Seorang pria bermantel ungu di sudut kamar pribadi lainnya menatap tajam ke sekelompok gadis yang lewat itu. Alisnya yang tampan setajam pedang sedikit berkerut.
"Aku belum pernah bertemu dengan gadis sebodoh itu." Gumam pria muda lain di sebelahnya.
Mata mereka melekat pada gadis bergsun kuning emas dengan wajah berantakan. Beberapa gadis lain mengikutinya di belakang.
"Apa yang dia lakukan?" Tanya pria muda berpakaian ungu gelap itu.
Temannya mencibir.
"Tidak kah kamu lihat mereka keluar dari ruangan pribadi Pangeran Felipe?"
Mendengar ucapan temannya, alis pemuda tampan itu semakin berkerut namun dia tidak menanggapi.
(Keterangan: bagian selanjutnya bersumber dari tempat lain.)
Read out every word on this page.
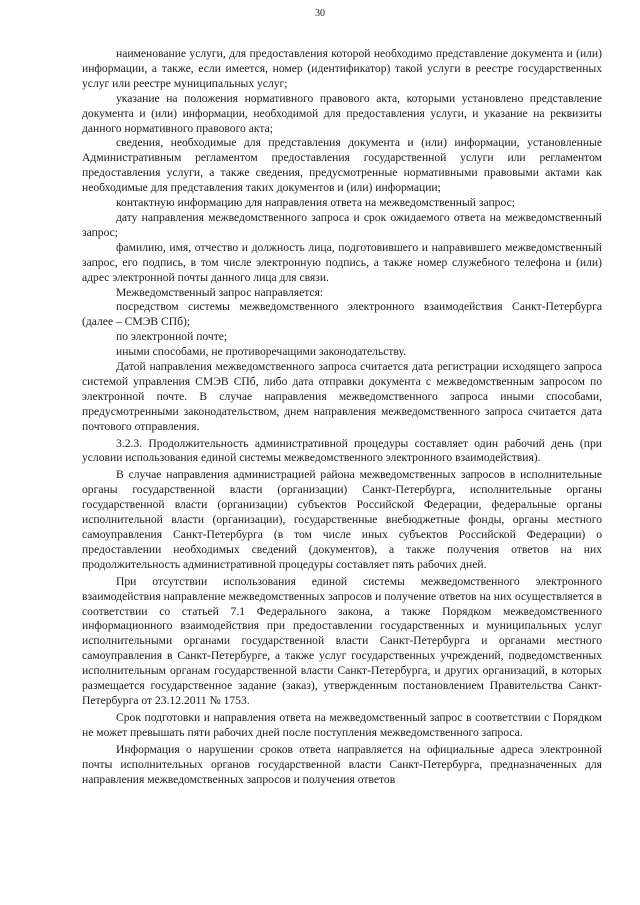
30

наименование услуги, для предоставления которой необходимо представление документа и (или) информации, а также, если имеется, номер (идентификатор) такой услуги в реестре государственных услуг или реестре муниципальных услуг;

указание на положения нормативного правового акта, которыми установлено представление документа и (или) информации, необходимой для предоставления услуги, и указание на реквизиты данного нормативного правового акта;

сведения, необходимые для представления документа и (или) информации, установленные Административным регламентом предоставления государственной услуги или регламентом предоставления услуги, а также сведения, предусмотренные нормативными правовыми актами как необходимые для представления таких документов и (или) информации;

контактную информацию для направления ответа на межведомственный запрос;

дату направления межведомственного запроса и срок ожидаемого ответа на межведомственный запрос;

фамилию, имя, отчество и должность лица, подготовившего и направившего межведомственный запрос, его подпись, в том числе электронную подпись, а также номер служебного телефона и (или) адрес электронной почты данного лица для связи.

Межведомственный запрос направляется:

посредством системы межведомственного электронного взаимодействия Санкт-Петербурга (далее – СМЭВ СПб);

по электронной почте;

иными способами, не противоречащими законодательству.

Датой направления межведомственного запроса считается дата регистрации исходящего запроса системой управления СМЭВ СПб, либо дата отправки документа с межведомственным запросом по электронной почте. В случае направления межведомственного запроса иными способами, предусмотренными законодательством, днем направления межведомственного запроса считается дата почтового отправления.

3.2.3. Продолжительность административной процедуры составляет один рабочий день (при условии использования единой системы межведомственного электронного взаимодействия).

В случае направления администрацией района межведомственных запросов в исполнительные органы государственной власти (организации) Санкт-Петербурга, исполнительные органы государственной власти (организации) субъектов Российской Федерации, федеральные органы исполнительной власти (организации), государственные внебюджетные фонды, органы местного самоуправления Санкт-Петербурга (в том числе иных субъектов Российской Федерации) о предоставлении необходимых сведений (документов), а также получения ответов на них продолжительность административной процедуры составляет пять рабочих дней.

При отсутствии использования единой системы межведомственного электронного взаимодействия направление межведомственных запросов и получение ответов на них осуществляется в соответствии со статьей 7.1 Федерального закона, а также Порядком межведомственного информационного взаимодействия при предоставлении государственных и муниципальных услуг исполнительными органами государственной власти Санкт-Петербурга и органами местного самоуправления в Санкт-Петербурге, а также услуг государственных учреждений, подведомственных исполнительным органам государственной власти Санкт-Петербурга, и других организаций, в которых размещается государственное задание (заказ), утвержденным постановлением Правительства Санкт-Петербурга от 23.12.2011 № 1753.

Срок подготовки и направления ответа на межведомственный запрос в соответствии с Порядком не может превышать пяти рабочих дней после поступления межведомственного запроса.

Информация о нарушении сроков ответа направляется на официальные адреса электронной почты исполнительных органов государственной власти Санкт-Петербурга, предназначенных для направления межведомственных запросов и получения ответов
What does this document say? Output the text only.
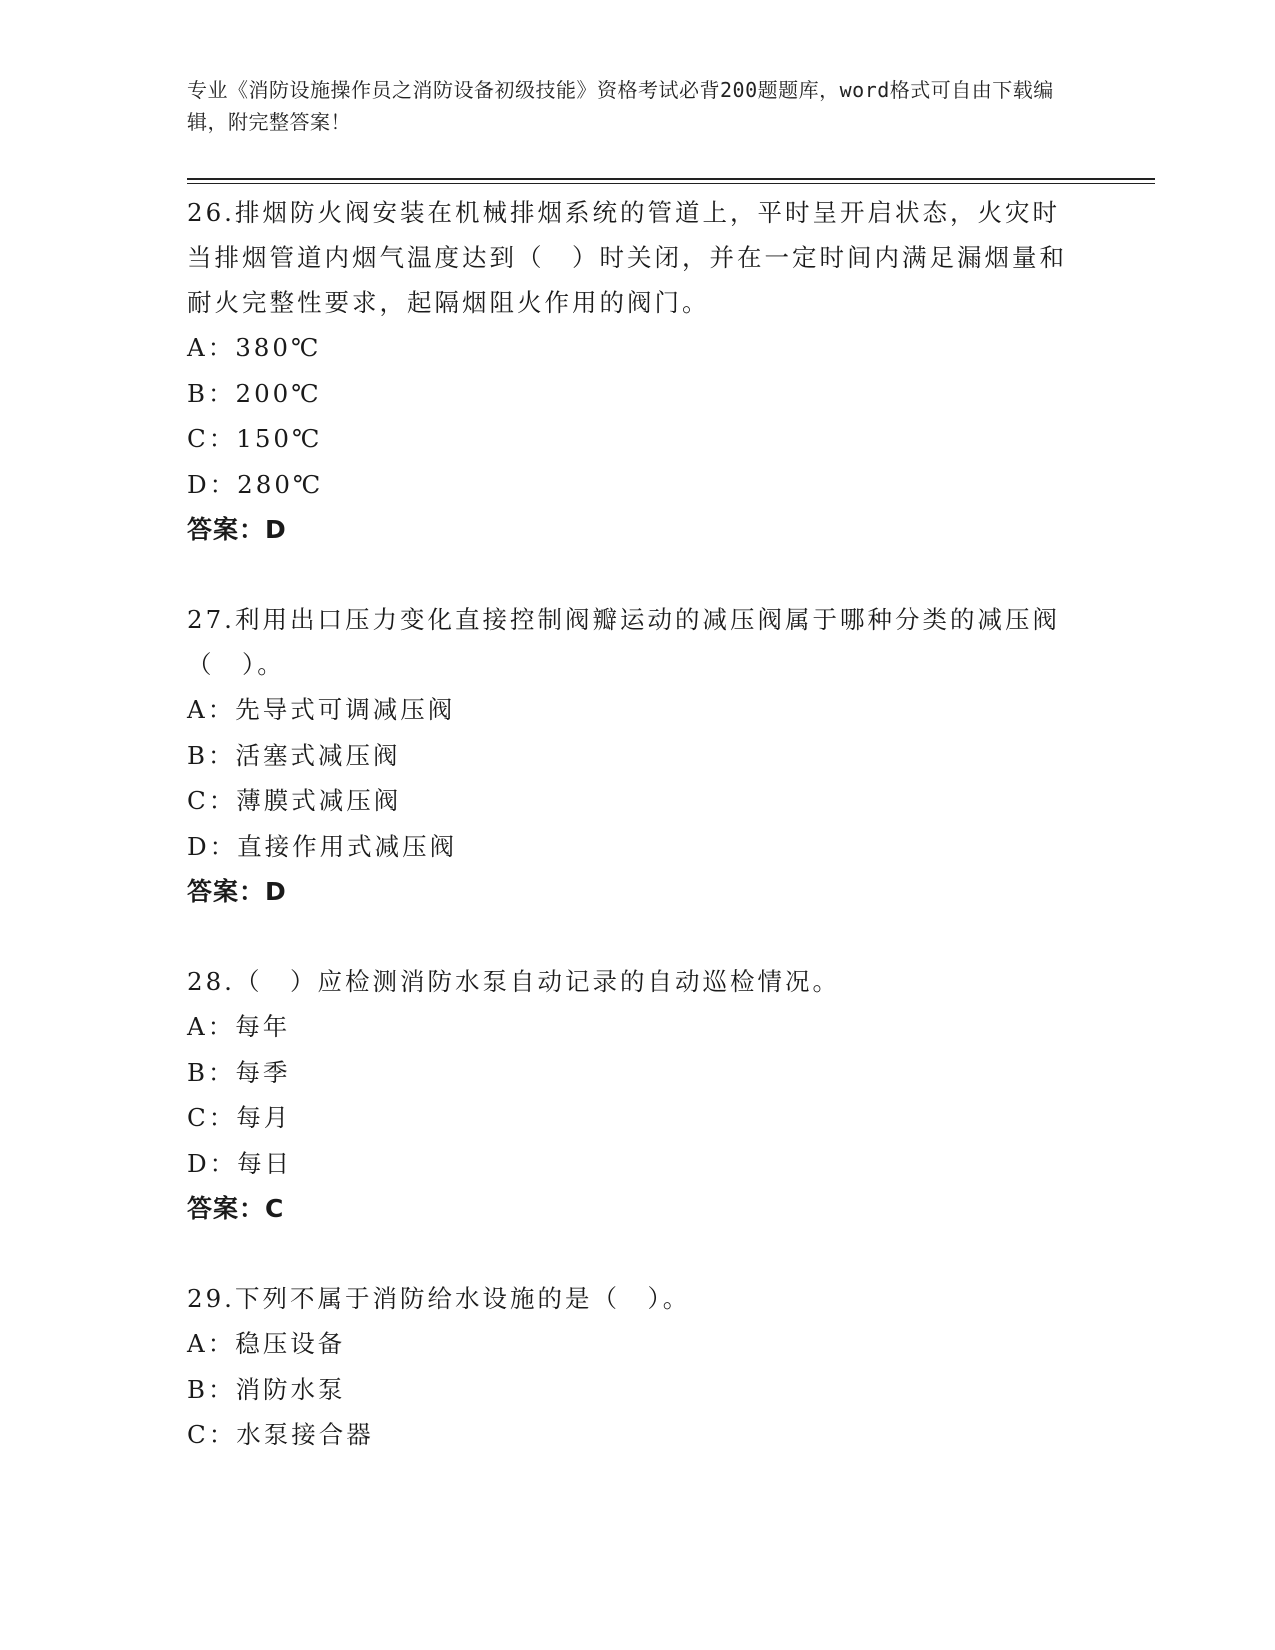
专业《消防设施操作员之消防设备初级技能》资格考试必背200题题库，word格式可自由下载编辑，附完整答案！

26.排烟防火阀安装在机械排烟系统的管道上，平时呈开启状态，火灾时当排烟管道内烟气温度达到（　）时关闭，并在一定时间内满足漏烟量和耐火完整性要求，起隔烟阻火作用的阀门。

A：380℃

B：200℃

C：150℃

D：280℃

答案：D

27.利用出口压力变化直接控制阀瓣运动的减压阀属于哪种分类的减压阀（　）。

A：先导式可调减压阀

B：活塞式减压阀

C：薄膜式减压阀

D：直接作用式减压阀

答案：D

28.（　）应检测消防水泵自动记录的自动巡检情况。

A：每年

B：每季

C：每月

D：每日

答案：C

29.下列不属于消防给水设施的是（　）。

A：稳压设备

B：消防水泵

C：水泵接合器
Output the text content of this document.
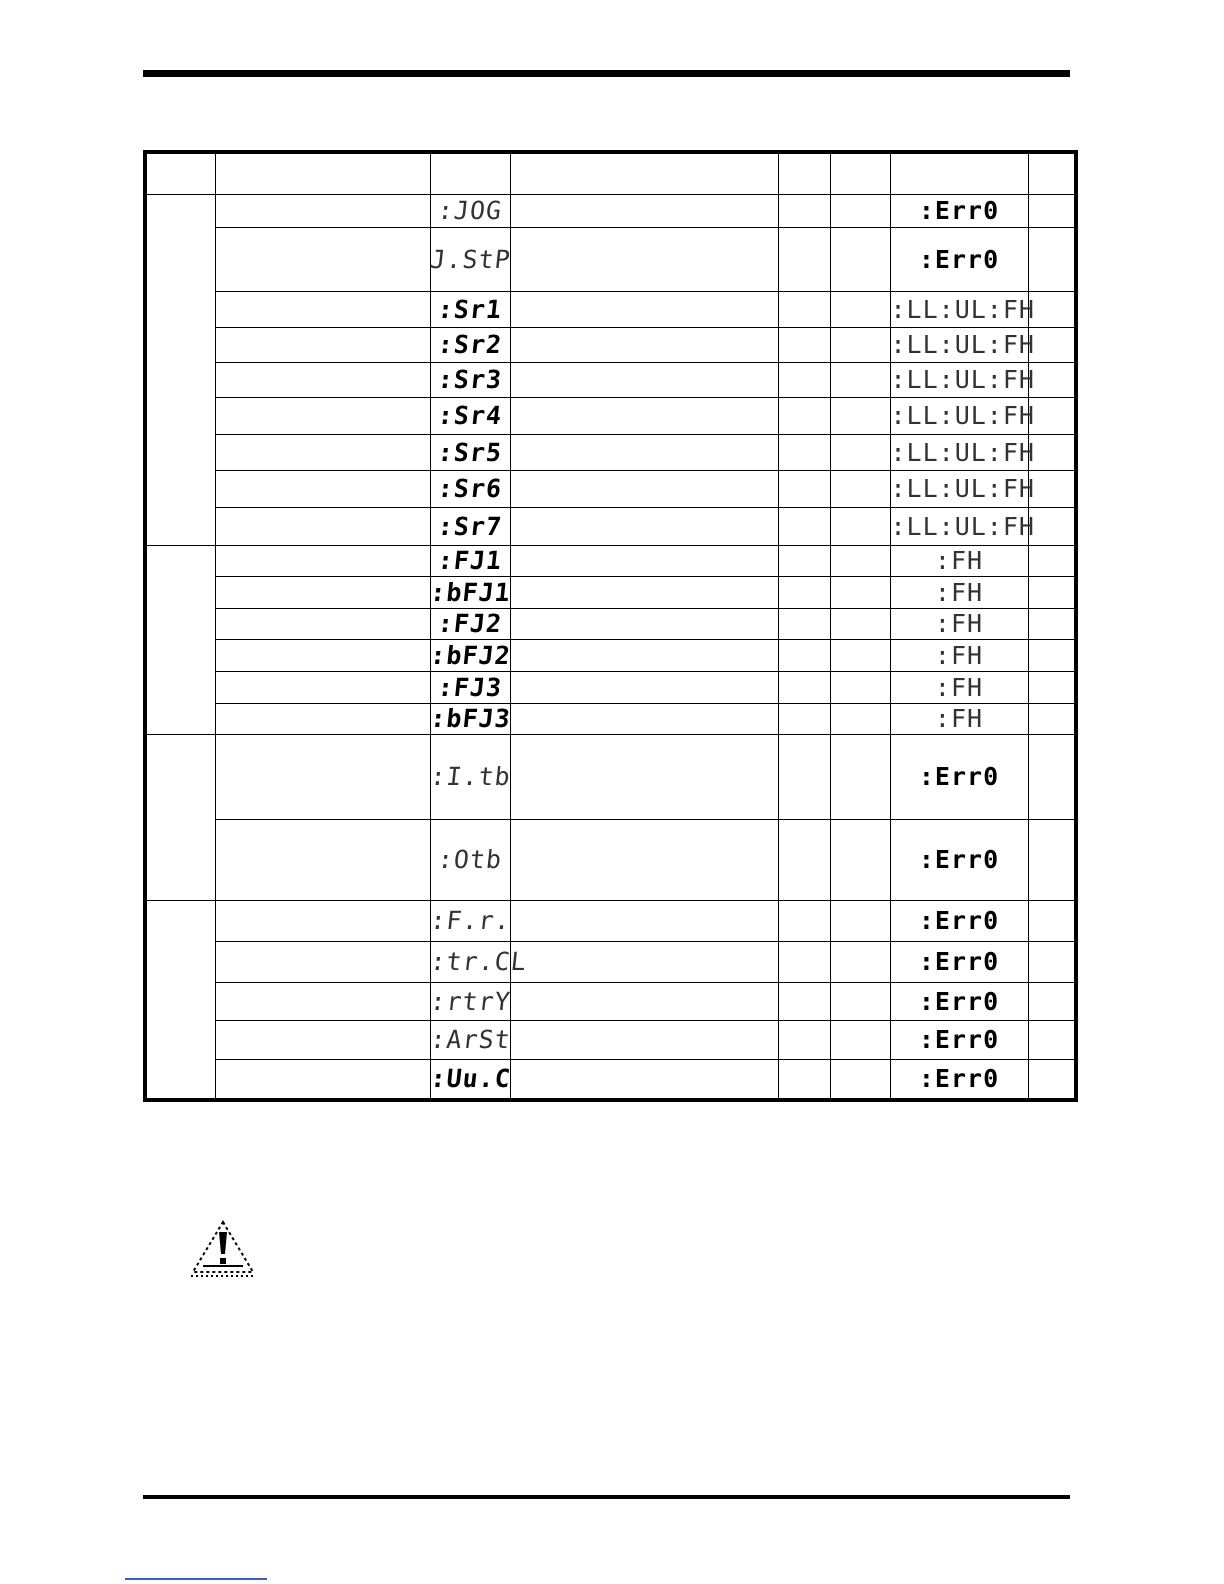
		:JOG				:Err0	
		J.StP				:Err0	
		:Sr1				:LL:UL:FH	
		:Sr2				:LL:UL:FH	
		:Sr3				:LL:UL:FH	
		:Sr4				:LL:UL:FH	
		:Sr5				:LL:UL:FH	
		:Sr6				:LL:UL:FH	
		:Sr7				:LL:UL:FH	
		:FJ1				:FH	
		:bFJ1				:FH	
		:FJ2				:FH	
		:bFJ2				:FH	
		:FJ3				:FH	
		:bFJ3				:FH	
		:I.tb				:Err0	
		:Otb				:Err0	
		:F.r.				:Err0	
		:tr.CL				:Err0	
		:rtrY				:Err0	
		:ArSt				:Err0	
		:Uu.C				:Err0	
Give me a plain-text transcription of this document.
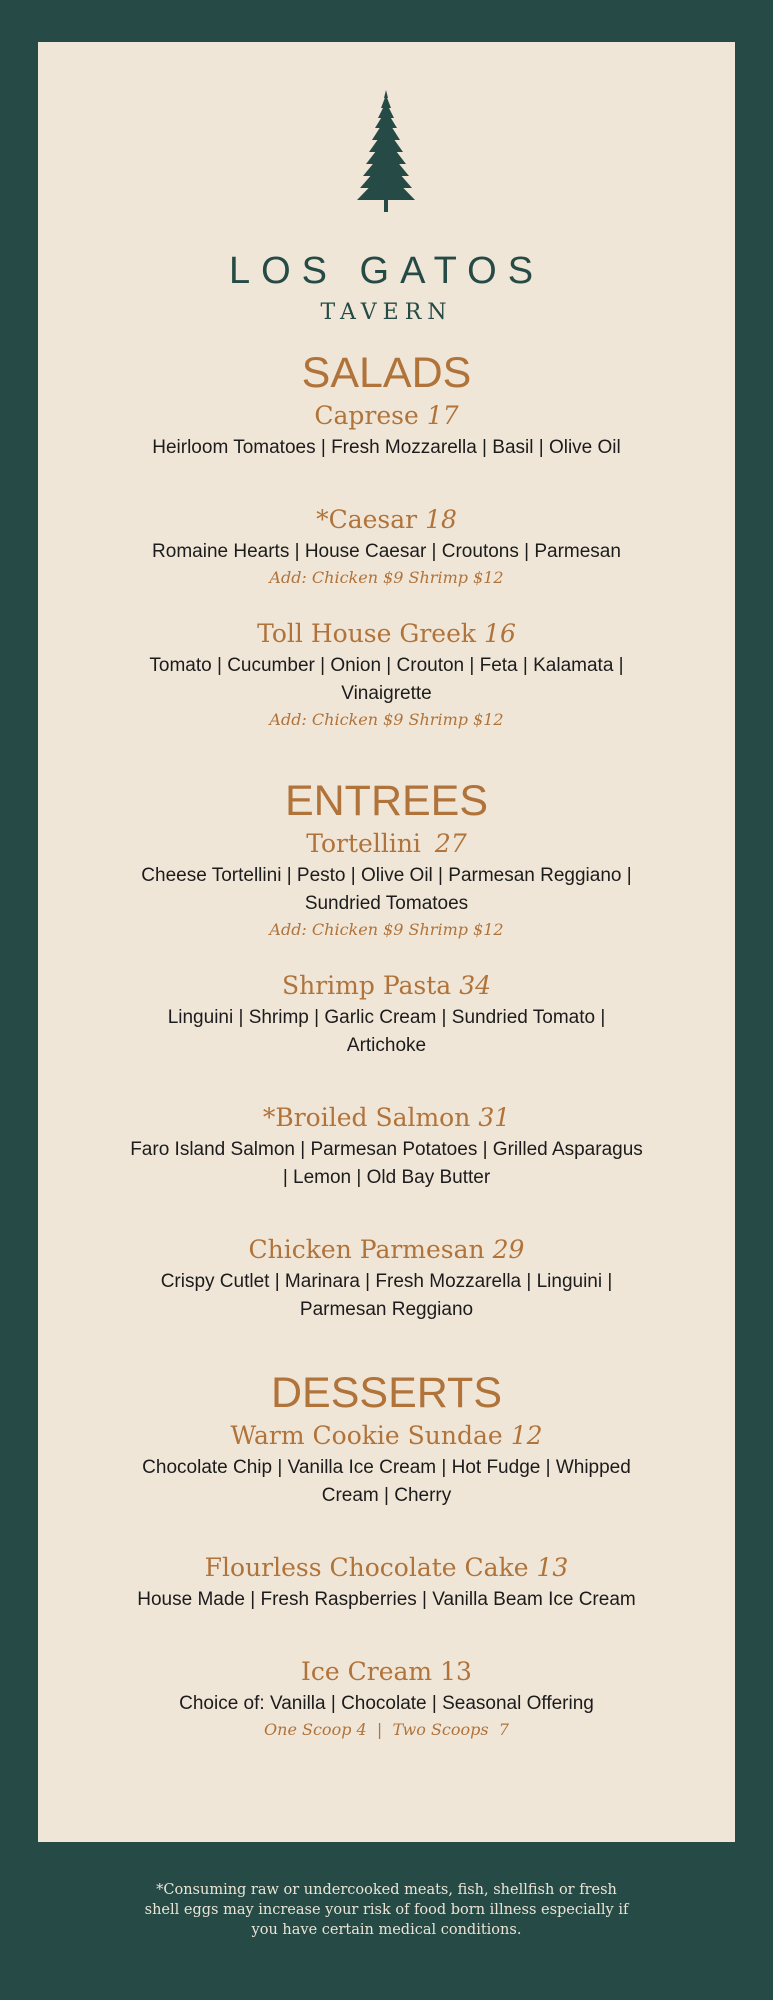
LOS GATOS
TAVERN
SALADS
Caprese 17
Heirloom Tomatoes | Fresh Mozzarella | Basil | Olive Oil
*Caesar 18
Romaine Hearts | House Caesar | Croutons | Parmesan
Add: Chicken $9 Shrimp $12
Toll House Greek 16
Tomato | Cucumber | Onion | Crouton | Feta | Kalamata | Vinaigrette
Add: Chicken $9 Shrimp $12
ENTREES
Tortellini 27
Cheese Tortellini | Pesto | Olive Oil | Parmesan Reggiano | Sundried Tomatoes
Add: Chicken $9 Shrimp $12
Shrimp Pasta 34
Linguini | Shrimp | Garlic Cream | Sundried Tomato | Artichoke
*Broiled Salmon 31
Faro Island Salmon | Parmesan Potatoes | Grilled Asparagus | Lemon | Old Bay Butter
Chicken Parmesan 29
Crispy Cutlet | Marinara | Fresh Mozzarella | Linguini | Parmesan Reggiano
DESSERTS
Warm Cookie Sundae 12
Chocolate Chip | Vanilla Ice Cream | Hot Fudge | Whipped Cream | Cherry
Flourless Chocolate Cake 13
House Made | Fresh Raspberries | Vanilla Beam Ice Cream
Ice Cream 13
Choice of: Vanilla | Chocolate | Seasonal Offering
One Scoop 4  |  Two Scoops  7
*Consuming raw or undercooked meats, fish, shellfish or fresh shell eggs may increase your risk of food born illness especially if you have certain medical conditions.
Matanya yang coklat menatap tajam kearah Eleonor yang hampir mencapai pintu.
Semua pengunjung mulai gaduh dan bergosip. Namun Eleonor sepertinya tidak peduli.
"Kamu selalu melakukan hal-hal bodoh di depan yang mulia Pangeran Felipe. Aku sudah mengingatkamu berkali-kali. Kami bisa menvoba cara lain." Angela yang berjalan di belakang berusaha menghibur namun sebenarnya lebih tepat mengatakan dia sedang menambahkan bahan bakar ke api.
Suaranya tidak besar, namun orang-orang bisa mendengar dengan jelas. Itu seolah mengkonfirmasi apa yang terjadi di ruangan pribadi itu.
Gelombang gosip lainnya mulai pecah. Para pengunjung yang sebagian besar adalah pria dan gadis bangsawan serta kaya diibukota mulai berbisik'bisik lagi.
Sementara Eleonor tidak menanggapi. Dia terus berjalan menuju kereta dengan wajah tertunduk.
Tiba-tiba sudut mulut pria berpakaian ungu itu melengkung membentuk senyuman menawan.
"Kamu tertarik pada Angela atau Amalia?" Tanya temannya. Pria tampan itu masih tersenyum.
"Gadis yang berpakaian Emas itu." Lanjutnya pelan.
Mendengar itu temannya tersentak kaget.
"Apa? Jangan bilang kamu tertarik padanya?"